Verfasst: Mo 11. Dez 2017, 10:10
von Andreas Taeger
Hallo Kollegen, da mein Vorschlag eines Grabenwahlsystems im anderen Thread eher negative Reaktionen hervorrief, komme ich hier nun mit einer weiteren Idee eines neuen Bundestagswahlrechts: Es bleibt grundsätzlich beim aktuellen Wahlsystem mit Erst- und Zweitstimme für Direktkandidaten und Parteilisten. Doch bei der Ermittlung der Mindessitze jeder Landesliste wird lediglich das Zweitstimmenergebnis berücksichtigt, nicht aber die Anzahl der siegreichen Direktkandidaten. Mein Vorschlag wäre nämlich, dass jeder Landespartei nur soviele Direktmandate zugebilligt werden, wie ihr nach Zweitstimmen in diesem Bundesland zustehen. Die überzähligen siegreichen Direktkandidaten erhalten kein Mandat. Hierfür müsste eine Rangliste der siegreichen Direktkandidaten dieser Partei erstellt werden, z.B. nach dem jeweilig erzielten Erststimmenanteil in Prozent. Die Kandidaten mit den schlechtesten Erststimmenprozenten landen hinten in der Liste und fallen damit durch. In Wahlkreisen, in denen der siegreiche Kandidat aufgrund dieser Aussortierung nicht zum Zuge kommt, wird dann der Zweitplatzierte Inhaber des Direktmandats. Auf diese Weise würde der Bundestag nicht durch Überhang- und Ausgleichsmandate aufgebläht, es würde weiter bei der personalisierten Verhältniswahl bleiben und jeder Wahlkreis hätte seinen direkt gewählten Abgeordneten (auch wenn dies nicht immer der Erstplatzierte war). Wie ist eure Meinung zu diesem Vorschlag? _

Neues Bundestagswahlrecht: SNTV in Zweimannwahlkreisen

Verfasst: Mo 11. Dez 2017, 13:47
von Jan W.
Nichtzuteilung ist die unangenehme kleine Schwester des logischere. Schritts WENIGER WAHLKREISE. Und bei der Auswahl Deines Rangfolgekriteriums entscheidest Du Dich für eine besonders problematische Lösung. Sehr viele Wahlkreise sind in Deutschland sehr unspannend. Paderborn und Kulmbach sind dunkelschwarz, Gelsenkirchen und Emden/Aurich tiefrot. Sie sind für die Gegenseite ungewinnbar. Spannend sind Wahlkreise in der Mitte - Swing-Wahlkreise, deren Ausgang kaum vorherzusagen ist. Da wird hart gekämpft, da wird mitgefiebert. Und die werden auch nicht mit 40/50/60% gewonnen - gerade da wird der Sieger mit Prozenten in den 30ern vom Platz gehen. Und genau den umkämpften Teil der Mehrheitswahlkomponente nimmst Du ins Visier und willst ihn durch einen Zufallsgenerator ersetzen, während die Erbhöfe, in der Parteien auch einen Besenstiel aufstellen könnten, Deine schützende Hand erfahren. Würde man die Zielpersonen Deiner Streichung identifizieren, lass mich raten: es würde bei der Union fast ausschließlich kreisfreie Städte in der Liste geben. Und wenn Berlin mal eine weniger bunte Wahlkreiskarte hätte, würde Dein Mechanismus vor allem im Osten der Stadt toben.

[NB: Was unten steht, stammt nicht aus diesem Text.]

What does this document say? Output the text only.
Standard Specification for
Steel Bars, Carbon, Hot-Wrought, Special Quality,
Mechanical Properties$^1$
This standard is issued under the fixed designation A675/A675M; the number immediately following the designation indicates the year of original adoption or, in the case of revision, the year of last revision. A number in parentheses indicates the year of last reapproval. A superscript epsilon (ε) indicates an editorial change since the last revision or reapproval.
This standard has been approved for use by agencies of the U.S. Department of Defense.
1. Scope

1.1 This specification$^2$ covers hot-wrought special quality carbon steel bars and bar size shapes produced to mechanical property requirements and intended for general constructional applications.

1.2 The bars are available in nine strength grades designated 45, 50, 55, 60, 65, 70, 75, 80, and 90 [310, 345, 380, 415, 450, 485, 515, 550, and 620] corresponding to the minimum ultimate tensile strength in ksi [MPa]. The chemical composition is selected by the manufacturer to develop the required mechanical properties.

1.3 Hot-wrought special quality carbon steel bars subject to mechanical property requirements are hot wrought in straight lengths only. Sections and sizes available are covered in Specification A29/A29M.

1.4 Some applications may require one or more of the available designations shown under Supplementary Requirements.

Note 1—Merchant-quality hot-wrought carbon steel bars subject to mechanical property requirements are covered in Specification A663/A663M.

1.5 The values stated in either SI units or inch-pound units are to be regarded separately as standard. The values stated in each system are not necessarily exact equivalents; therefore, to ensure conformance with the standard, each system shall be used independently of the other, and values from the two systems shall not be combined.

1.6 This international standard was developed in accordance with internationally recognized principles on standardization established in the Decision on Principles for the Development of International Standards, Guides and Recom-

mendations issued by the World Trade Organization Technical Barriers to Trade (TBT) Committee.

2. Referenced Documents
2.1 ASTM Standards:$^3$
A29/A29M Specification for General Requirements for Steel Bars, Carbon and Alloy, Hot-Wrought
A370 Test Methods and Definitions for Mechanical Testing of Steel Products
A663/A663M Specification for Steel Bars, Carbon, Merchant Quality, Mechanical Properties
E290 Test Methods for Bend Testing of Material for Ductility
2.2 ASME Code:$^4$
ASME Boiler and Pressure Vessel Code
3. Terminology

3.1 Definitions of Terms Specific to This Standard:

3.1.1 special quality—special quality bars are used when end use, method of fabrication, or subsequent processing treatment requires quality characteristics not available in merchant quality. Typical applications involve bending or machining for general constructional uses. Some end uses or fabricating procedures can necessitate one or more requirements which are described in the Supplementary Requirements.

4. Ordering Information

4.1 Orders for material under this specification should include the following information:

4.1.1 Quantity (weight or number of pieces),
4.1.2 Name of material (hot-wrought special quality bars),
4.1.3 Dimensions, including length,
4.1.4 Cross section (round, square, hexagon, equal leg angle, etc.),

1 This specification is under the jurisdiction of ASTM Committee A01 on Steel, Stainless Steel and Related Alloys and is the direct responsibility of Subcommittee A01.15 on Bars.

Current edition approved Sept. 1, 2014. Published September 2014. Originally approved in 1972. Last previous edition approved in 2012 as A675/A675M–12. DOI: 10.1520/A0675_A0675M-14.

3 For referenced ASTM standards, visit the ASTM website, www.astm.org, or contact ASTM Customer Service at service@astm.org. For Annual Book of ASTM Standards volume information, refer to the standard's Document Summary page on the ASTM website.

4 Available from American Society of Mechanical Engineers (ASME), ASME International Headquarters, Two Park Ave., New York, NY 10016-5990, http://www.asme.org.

Neues Bundestagswahlrecht: SNTV in Zweimannwahlkreisen

Verfasst: Mo 11. Dez 2017, 15:01
von Andreas Taeger
@ Jan W. Weniger Wahlkreise gingen auch, aber selbst dann ist nicht gewährleistet, dass es keine Überhangmandate gibt. Außerdem wird doch von fast allen Forumsteilnehmern immer wieder die sprichwörtliche "Nähe" zwisc

Neues Bundestagswahlrecht: SNTV in Zweimannwahlkreisen

Verfasst: Mo 11. Dez 2017, 16:10
von Thomas Frings
Nichtzuteilung überzähliger Direktmandate ist natürlich die sinnvollste Lösung, wenn man das jetzige Zuteilungsverfahren nicht fundamental ändern will. So etwas gab es von 1954 bis 1966 in Bayern, da schieden die Bewerber mit den wenigsten Gesamtstimmen aus. 1954 wurden deshalb die CSU-Direktkandidaten in den Stimmkreisen Deggendorf und Bogen-Viechtach nicht gewählt. Die CSU hatte alle 12 Stimmkreise in Niederbayern gewonnen, ihr standen aber nach Proporz nur 10 Sitze zu.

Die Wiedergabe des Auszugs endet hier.